Now Eva was grown up and could cope without her; so could Daniel, in fact. Who needs you, when you are not even needed by your nearest and dearest? Probably nobody — and that's a difficult realization to live with.

It's almost two o'clock and Hana quickly writes out the most urgent instructions for the afternoon shift. Feed Mr Lagrin!

A week ago they had moved a Romany youth on to the ward. Skinheads had thrown him off the cliff at Šárka. He had survived the fall but had suffered multiple fractures and concussion. This morning they had taken him off artificial feeding on the grounds that he should be able to feed himself by now. When she went on to the ward she discovered he had not touched any of his food. She asked him why.

'I cannot hold the spoon.' And he showed her how his hands were shaking.

'But we would have fed you.'

'I did ask, but the sister she told me that on her wages she would not feed me.'

Later she asked in the nurses' station who had had the nerve to say such a thing, but naturally no one owned up. But even if the nurse had owned up she couldn't throw her out, as she'd never find a replacement.

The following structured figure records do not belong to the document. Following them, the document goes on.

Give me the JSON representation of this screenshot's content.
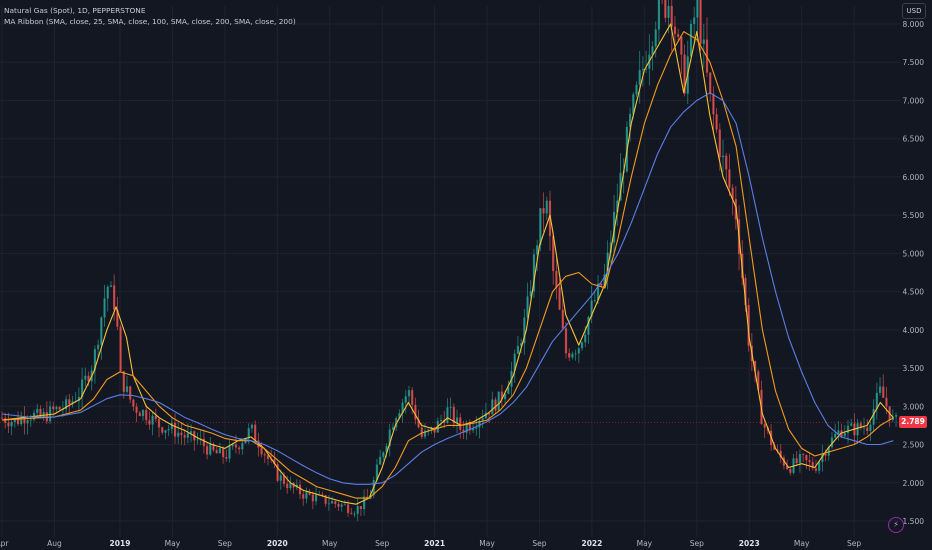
{
  "header": {
    "symbol": "Natural Gas (Spot), 1D, PEPPERSTONE",
    "indicator": "MA Ribbon (SMA, close, 25, SMA, close, 100, SMA, close, 200, SMA, close, 200)",
    "currency": "USD",
    "last_price": "2.789"
  },
  "chart_data": {
    "type": "line",
    "y_ticks": [
      "8.000",
      "7.500",
      "7.000",
      "6.500",
      "6.000",
      "5.500",
      "5.000",
      "4.500",
      "4.000",
      "3.500",
      "3.000",
      "2.500",
      "2.000",
      "1.500"
    ],
    "ylim": [
      1.5,
      8.0
    ],
    "x_ticks": [
      {
        "label": "Apr",
        "t": 0.0,
        "year": false
      },
      {
        "label": "Aug",
        "t": 4.0,
        "year": false
      },
      {
        "label": "2019",
        "t": 9.0,
        "year": true
      },
      {
        "label": "May",
        "t": 13.0,
        "year": false
      },
      {
        "label": "Sep",
        "t": 17.0,
        "year": false
      },
      {
        "label": "2020",
        "t": 21.0,
        "year": true
      },
      {
        "label": "May",
        "t": 25.0,
        "year": false
      },
      {
        "label": "Sep",
        "t": 29.0,
        "year": false
      },
      {
        "label": "2021",
        "t": 33.0,
        "year": true
      },
      {
        "label": "May",
        "t": 37.0,
        "year": false
      },
      {
        "label": "Sep",
        "t": 41.0,
        "year": false
      },
      {
        "label": "2022",
        "t": 45.0,
        "year": true
      },
      {
        "label": "May",
        "t": 49.0,
        "year": false
      },
      {
        "label": "Sep",
        "t": 53.0,
        "year": false
      },
      {
        "label": "2023",
        "t": 57.0,
        "year": true
      },
      {
        "label": "May",
        "t": 61.0,
        "year": false
      },
      {
        "label": "Sep",
        "t": 65.0,
        "year": false
      }
    ],
    "xlim": [
      0,
      68.5
    ],
    "price": [
      [
        0,
        2.85
      ],
      [
        1,
        2.8
      ],
      [
        2,
        2.9
      ],
      [
        3,
        2.85
      ],
      [
        4,
        2.95
      ],
      [
        5,
        3.0
      ],
      [
        6,
        3.2
      ],
      [
        7,
        3.6
      ],
      [
        8,
        4.6
      ],
      [
        8.7,
        4.3
      ],
      [
        9,
        3.4
      ],
      [
        10,
        3.0
      ],
      [
        11,
        2.9
      ],
      [
        12,
        2.75
      ],
      [
        13,
        2.7
      ],
      [
        14,
        2.6
      ],
      [
        15,
        2.55
      ],
      [
        16,
        2.4
      ],
      [
        17,
        2.35
      ],
      [
        18,
        2.5
      ],
      [
        19,
        2.7
      ],
      [
        20,
        2.4
      ],
      [
        21,
        2.1
      ],
      [
        22,
        1.95
      ],
      [
        23,
        1.85
      ],
      [
        24,
        1.8
      ],
      [
        25,
        1.75
      ],
      [
        26,
        1.7
      ],
      [
        27,
        1.65
      ],
      [
        28,
        1.8
      ],
      [
        29,
        2.4
      ],
      [
        30,
        2.9
      ],
      [
        31,
        3.2
      ],
      [
        32,
        2.6
      ],
      [
        33,
        2.7
      ],
      [
        34,
        2.95
      ],
      [
        35,
        2.7
      ],
      [
        36,
        2.8
      ],
      [
        37,
        2.95
      ],
      [
        38,
        3.1
      ],
      [
        39,
        3.5
      ],
      [
        40,
        4.2
      ],
      [
        41,
        5.4
      ],
      [
        41.5,
        5.7
      ],
      [
        42,
        4.8
      ],
      [
        43,
        3.7
      ],
      [
        44,
        3.8
      ],
      [
        45,
        4.3
      ],
      [
        46,
        4.7
      ],
      [
        47,
        5.8
      ],
      [
        48,
        6.8
      ],
      [
        49,
        7.5
      ],
      [
        50,
        8.2
      ],
      [
        51,
        8.3
      ],
      [
        52,
        7.2
      ],
      [
        53,
        8.3
      ],
      [
        54,
        7.0
      ],
      [
        55,
        6.2
      ],
      [
        56,
        5.5
      ],
      [
        57,
        3.8
      ],
      [
        58,
        2.8
      ],
      [
        59,
        2.4
      ],
      [
        60,
        2.2
      ],
      [
        61,
        2.3
      ],
      [
        62,
        2.2
      ],
      [
        63,
        2.5
      ],
      [
        64,
        2.7
      ],
      [
        65,
        2.7
      ],
      [
        66,
        2.75
      ],
      [
        67,
        3.2
      ],
      [
        68,
        2.79
      ]
    ],
    "series": [
      {
        "values": [
          [
            0,
            2.82
          ],
          [
            2,
            2.86
          ],
          [
            4,
            2.9
          ],
          [
            6,
            3.1
          ],
          [
            7,
            3.45
          ],
          [
            8,
            4.0
          ],
          [
            8.7,
            4.3
          ],
          [
            9.5,
            3.9
          ],
          [
            10,
            3.4
          ],
          [
            11,
            3.0
          ],
          [
            12,
            2.85
          ],
          [
            13,
            2.75
          ],
          [
            14,
            2.68
          ],
          [
            15,
            2.58
          ],
          [
            16,
            2.5
          ],
          [
            17,
            2.45
          ],
          [
            18,
            2.55
          ],
          [
            19,
            2.6
          ],
          [
            20,
            2.45
          ],
          [
            21,
            2.2
          ],
          [
            22,
            2.0
          ],
          [
            23,
            1.9
          ],
          [
            24,
            1.85
          ],
          [
            25,
            1.8
          ],
          [
            26,
            1.75
          ],
          [
            27,
            1.72
          ],
          [
            28,
            1.8
          ],
          [
            29,
            2.2
          ],
          [
            30,
            2.75
          ],
          [
            31,
            3.05
          ],
          [
            32,
            2.75
          ],
          [
            33,
            2.7
          ],
          [
            34,
            2.85
          ],
          [
            35,
            2.75
          ],
          [
            36,
            2.8
          ],
          [
            37,
            2.9
          ],
          [
            38,
            3.05
          ],
          [
            39,
            3.4
          ],
          [
            40,
            4.0
          ],
          [
            41,
            5.1
          ],
          [
            41.8,
            5.5
          ],
          [
            42,
            5.3
          ],
          [
            43,
            4.2
          ],
          [
            44,
            3.8
          ],
          [
            45,
            4.2
          ],
          [
            46,
            4.6
          ],
          [
            47,
            5.6
          ],
          [
            48,
            6.7
          ],
          [
            49,
            7.4
          ],
          [
            50,
            7.7
          ],
          [
            51,
            8.0
          ],
          [
            52,
            7.1
          ],
          [
            53,
            7.9
          ],
          [
            54,
            6.8
          ],
          [
            55,
            6.0
          ],
          [
            56,
            5.6
          ],
          [
            57,
            3.9
          ],
          [
            58,
            2.9
          ],
          [
            59,
            2.45
          ],
          [
            60,
            2.2
          ],
          [
            61,
            2.25
          ],
          [
            62,
            2.2
          ],
          [
            63,
            2.45
          ],
          [
            64,
            2.65
          ],
          [
            65,
            2.7
          ],
          [
            66,
            2.75
          ],
          [
            67,
            3.05
          ],
          [
            68,
            2.85
          ]
        ]
      },
      {
        "values": [
          [
            0,
            2.82
          ],
          [
            2,
            2.84
          ],
          [
            4,
            2.86
          ],
          [
            6,
            2.95
          ],
          [
            7,
            3.1
          ],
          [
            8,
            3.35
          ],
          [
            9,
            3.45
          ],
          [
            10,
            3.4
          ],
          [
            11,
            3.2
          ],
          [
            12,
            3.0
          ],
          [
            13,
            2.85
          ],
          [
            14,
            2.75
          ],
          [
            15,
            2.7
          ],
          [
            16,
            2.65
          ],
          [
            17,
            2.58
          ],
          [
            18,
            2.55
          ],
          [
            19,
            2.55
          ],
          [
            20,
            2.45
          ],
          [
            21,
            2.3
          ],
          [
            22,
            2.15
          ],
          [
            23,
            2.05
          ],
          [
            24,
            1.95
          ],
          [
            25,
            1.9
          ],
          [
            26,
            1.85
          ],
          [
            27,
            1.8
          ],
          [
            28,
            1.8
          ],
          [
            29,
            1.95
          ],
          [
            30,
            2.2
          ],
          [
            31,
            2.55
          ],
          [
            32,
            2.65
          ],
          [
            33,
            2.7
          ],
          [
            34,
            2.75
          ],
          [
            35,
            2.75
          ],
          [
            36,
            2.78
          ],
          [
            37,
            2.82
          ],
          [
            38,
            2.95
          ],
          [
            39,
            3.15
          ],
          [
            40,
            3.5
          ],
          [
            41,
            4.0
          ],
          [
            42,
            4.5
          ],
          [
            43,
            4.7
          ],
          [
            44,
            4.75
          ],
          [
            45,
            4.6
          ],
          [
            46,
            4.55
          ],
          [
            47,
            5.2
          ],
          [
            48,
            6.0
          ],
          [
            49,
            6.7
          ],
          [
            50,
            7.2
          ],
          [
            51,
            7.6
          ],
          [
            52,
            7.9
          ],
          [
            53,
            7.8
          ],
          [
            54,
            7.5
          ],
          [
            55,
            7.0
          ],
          [
            56,
            6.4
          ],
          [
            57,
            5.2
          ],
          [
            58,
            4.0
          ],
          [
            59,
            3.2
          ],
          [
            60,
            2.7
          ],
          [
            61,
            2.45
          ],
          [
            62,
            2.35
          ],
          [
            63,
            2.4
          ],
          [
            64,
            2.45
          ],
          [
            65,
            2.5
          ],
          [
            66,
            2.6
          ],
          [
            67,
            2.75
          ],
          [
            68,
            2.85
          ]
        ]
      },
      {
        "values": [
          [
            0,
            2.9
          ],
          [
            2,
            2.86
          ],
          [
            4,
            2.86
          ],
          [
            6,
            2.92
          ],
          [
            8,
            3.1
          ],
          [
            9,
            3.15
          ],
          [
            10,
            3.14
          ],
          [
            11,
            3.1
          ],
          [
            12,
            3.05
          ],
          [
            13,
            2.95
          ],
          [
            14,
            2.85
          ],
          [
            15,
            2.78
          ],
          [
            16,
            2.7
          ],
          [
            17,
            2.63
          ],
          [
            18,
            2.58
          ],
          [
            19,
            2.55
          ],
          [
            20,
            2.5
          ],
          [
            21,
            2.42
          ],
          [
            22,
            2.32
          ],
          [
            23,
            2.22
          ],
          [
            24,
            2.13
          ],
          [
            25,
            2.05
          ],
          [
            26,
            2.0
          ],
          [
            27,
            1.98
          ],
          [
            28,
            1.98
          ],
          [
            29,
            2.0
          ],
          [
            30,
            2.1
          ],
          [
            31,
            2.25
          ],
          [
            32,
            2.4
          ],
          [
            33,
            2.5
          ],
          [
            34,
            2.58
          ],
          [
            35,
            2.65
          ],
          [
            36,
            2.72
          ],
          [
            37,
            2.8
          ],
          [
            38,
            2.9
          ],
          [
            39,
            3.05
          ],
          [
            40,
            3.25
          ],
          [
            41,
            3.55
          ],
          [
            42,
            3.85
          ],
          [
            43,
            4.05
          ],
          [
            44,
            4.25
          ],
          [
            45,
            4.45
          ],
          [
            46,
            4.7
          ],
          [
            47,
            5.0
          ],
          [
            48,
            5.4
          ],
          [
            49,
            5.85
          ],
          [
            50,
            6.3
          ],
          [
            51,
            6.65
          ],
          [
            52,
            6.85
          ],
          [
            53,
            7.0
          ],
          [
            54,
            7.1
          ],
          [
            55,
            7.0
          ],
          [
            56,
            6.7
          ],
          [
            57,
            6.0
          ],
          [
            58,
            5.2
          ],
          [
            59,
            4.5
          ],
          [
            60,
            3.9
          ],
          [
            61,
            3.45
          ],
          [
            62,
            3.05
          ],
          [
            63,
            2.75
          ],
          [
            64,
            2.6
          ],
          [
            65,
            2.55
          ],
          [
            66,
            2.5
          ],
          [
            67,
            2.5
          ],
          [
            68,
            2.55
          ]
        ]
      }
    ],
    "colors": {
      "bg": "#131722",
      "grid": "#1f2330",
      "up": "#26a69a",
      "down": "#ef5350",
      "ma25": "#f7c232",
      "ma100": "#f59a1c",
      "ma200": "#5b7ee5",
      "price_line": "#f23645"
    },
    "last_price_value": 2.789
  }
}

Hana needs a holiday. She feels tired out. Not so much from work as from life in general. Her life admittedly has its regular routine but there is nothing in it that she really looks forward to. It doesn't offer any enticing prospects. And the heavenly kingdom that Daniel so

often talks about with such enthusiasm has never assumed any definite form in her mind and she has never imagined what might await her beyond its gates. She is almost ashamed of the fact and feels ordinary and down-to-earth compared to Daniel. Maybe she too would be capable of elevated thoughts and deeper contemplation about God and His plans, but how can you have elevated thoughts when two nurses this month have already handed in their notice. One of them she considered the best on the ward; now she has found a job as a hotel waitress.